Accusations liées à l’ONAMA : Il dit avoir jamais occupé un quelconque poste au sein de cette structure, ni en avoir géré les ressources.« Sachez que je n’ai jamais occupé de ma vie le moindre poste à l’ONAMA et je n’ai jamais géré la moindre ressource de cette structure gérée par des mécanismes internes et connus.»

Gestion de MRTV : Il assure que la chaîne fonctionne exclusivement grâce aux financements transparents de la Fondation le Palmier pour la Bienfaisance. «Pour ceux qui semblent se perdre dans la confusion sur les ressources de MRTV, créée et entretenue uniquement pour nuire à MRTV, toujours par la même personne qui cherche désespérément à entraver la montée fulgurante de cette chaine naissante : sachez que MRTV fonctionne grâce à des ressources allouées par La Fondation le Palmier pour la Bienfaisance et sa gestion ne souffre d’aucune opacité.»
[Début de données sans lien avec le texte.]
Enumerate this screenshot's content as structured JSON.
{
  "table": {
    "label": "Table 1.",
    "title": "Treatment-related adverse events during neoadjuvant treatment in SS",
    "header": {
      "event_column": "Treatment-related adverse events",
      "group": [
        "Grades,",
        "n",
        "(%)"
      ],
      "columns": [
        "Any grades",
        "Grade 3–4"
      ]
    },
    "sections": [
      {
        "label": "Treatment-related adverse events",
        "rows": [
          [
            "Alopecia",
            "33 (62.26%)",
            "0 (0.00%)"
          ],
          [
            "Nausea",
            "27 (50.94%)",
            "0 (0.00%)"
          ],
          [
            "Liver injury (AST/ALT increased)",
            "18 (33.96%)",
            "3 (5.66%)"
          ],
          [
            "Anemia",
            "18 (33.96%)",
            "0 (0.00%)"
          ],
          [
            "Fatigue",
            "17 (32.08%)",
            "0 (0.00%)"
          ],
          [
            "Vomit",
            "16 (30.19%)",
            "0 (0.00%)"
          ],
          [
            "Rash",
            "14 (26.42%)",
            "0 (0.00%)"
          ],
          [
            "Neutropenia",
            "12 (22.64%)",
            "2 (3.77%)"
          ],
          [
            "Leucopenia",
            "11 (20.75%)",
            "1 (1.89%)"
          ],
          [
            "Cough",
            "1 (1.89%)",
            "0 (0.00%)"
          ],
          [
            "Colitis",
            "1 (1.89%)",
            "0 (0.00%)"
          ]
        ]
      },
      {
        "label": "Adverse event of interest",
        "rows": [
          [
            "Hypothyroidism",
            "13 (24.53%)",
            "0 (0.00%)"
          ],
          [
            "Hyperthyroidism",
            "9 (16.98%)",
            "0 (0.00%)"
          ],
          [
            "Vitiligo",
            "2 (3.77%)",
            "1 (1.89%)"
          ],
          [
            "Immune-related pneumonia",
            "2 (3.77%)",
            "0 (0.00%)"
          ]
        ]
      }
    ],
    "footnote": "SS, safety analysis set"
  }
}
Affaire des 5 milliards : En réponse à l’accusation de détournement de fonds, il lance un défi public à son accusateur : « Sachez que je lui demande publiquement de publier ces preuves qu’il prétend détenir, il aura rendu un grand service au peuple tchadien en contribuant à la restitution au trésor public d’une telle somme. C’est aussi simple que ça ! »
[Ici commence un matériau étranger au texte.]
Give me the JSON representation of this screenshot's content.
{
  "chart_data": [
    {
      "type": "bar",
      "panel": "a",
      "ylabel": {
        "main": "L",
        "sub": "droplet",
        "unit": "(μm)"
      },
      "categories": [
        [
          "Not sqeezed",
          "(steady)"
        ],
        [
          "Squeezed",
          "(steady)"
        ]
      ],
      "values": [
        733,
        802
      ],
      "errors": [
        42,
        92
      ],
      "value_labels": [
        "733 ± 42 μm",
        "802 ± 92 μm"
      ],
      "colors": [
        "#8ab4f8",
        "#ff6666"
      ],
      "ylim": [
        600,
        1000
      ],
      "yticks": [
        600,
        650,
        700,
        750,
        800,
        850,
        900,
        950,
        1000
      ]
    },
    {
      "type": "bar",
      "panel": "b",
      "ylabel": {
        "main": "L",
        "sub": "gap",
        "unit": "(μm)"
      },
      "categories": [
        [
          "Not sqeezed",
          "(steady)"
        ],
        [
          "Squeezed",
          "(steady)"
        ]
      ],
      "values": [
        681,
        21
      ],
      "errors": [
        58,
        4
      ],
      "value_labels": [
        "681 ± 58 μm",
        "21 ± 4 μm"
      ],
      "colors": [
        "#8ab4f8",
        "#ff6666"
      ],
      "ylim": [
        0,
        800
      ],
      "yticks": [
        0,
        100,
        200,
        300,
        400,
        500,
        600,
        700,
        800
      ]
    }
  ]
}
Rumeurs sur des liens avec la communauté LGBT : Il rejette fermement ces insinuations, les qualifiant de mensonges grossiers destinés à nuire à sa dignité et à celle de sa famille. « que les personnes choquées avec raison par cette publication intégralement mensongère, soient rassurées que celle-ci n’est qu’une énième et gratuite accusation sans le moindre fondement. Elle est destinée à me passer pour un pervers extrême et à porter atteinte à mon honneur, ma dignité et à ceux de ma famille, par le même individu qui depuis 7 ans, cherche à me salir par tous les moyens dont il dispose, notamment la diffamation par le mensonge. » Autres accusations fantaisistes : Soirées nocturnes, achats de conscience, manipulation d’influenceurs… toutes ces histoires seraient, selon lui, inventées de toutes pièces. Il répond de manière laconique et lapidaire :« Sachez que rien de cela ne s’est jamais produit.»
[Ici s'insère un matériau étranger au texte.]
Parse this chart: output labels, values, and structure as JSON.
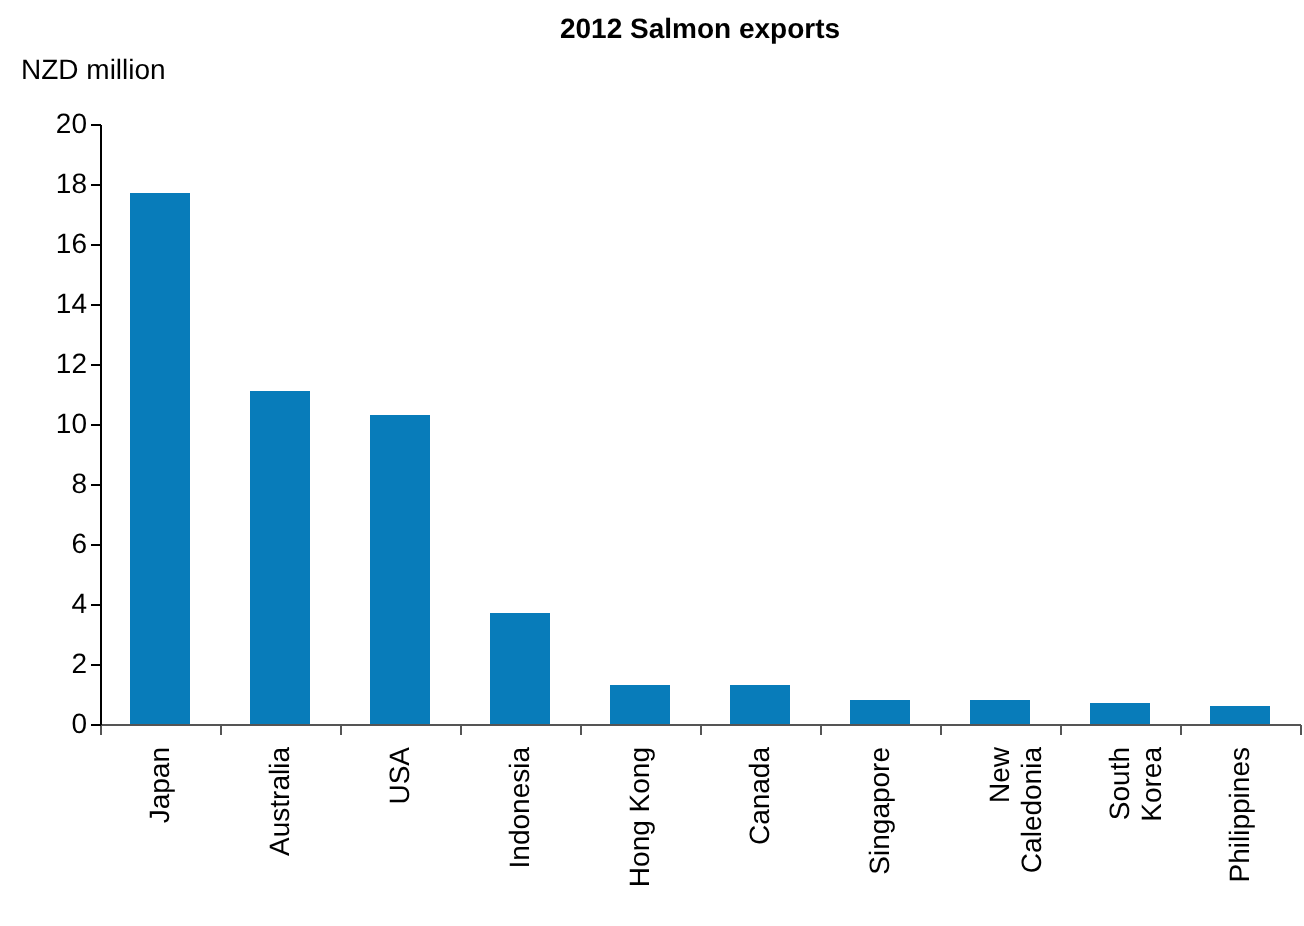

Enfin, par cette lettre de clarification, Hassan Abdelkerim Bouyebri entend rétablir sa vérité dans sa lettre et son esprit, mettre au défi son détracteur acharné, défendre son honneur et sa famille, rassurer ses amis qui croient injustement aux accusations infondées, et mettre fin à une campagne de diffamation savamment orchestrée, structurée, et, selon lui, étalée sur la longueur de plusieurs années. Si la justice tchadienne venait à être saisie, elle pourrait constituer le prochain chapitre de cette affaire, devenue emblématique des dérives liées à la désinformation à l’ère de la civilisation numérique.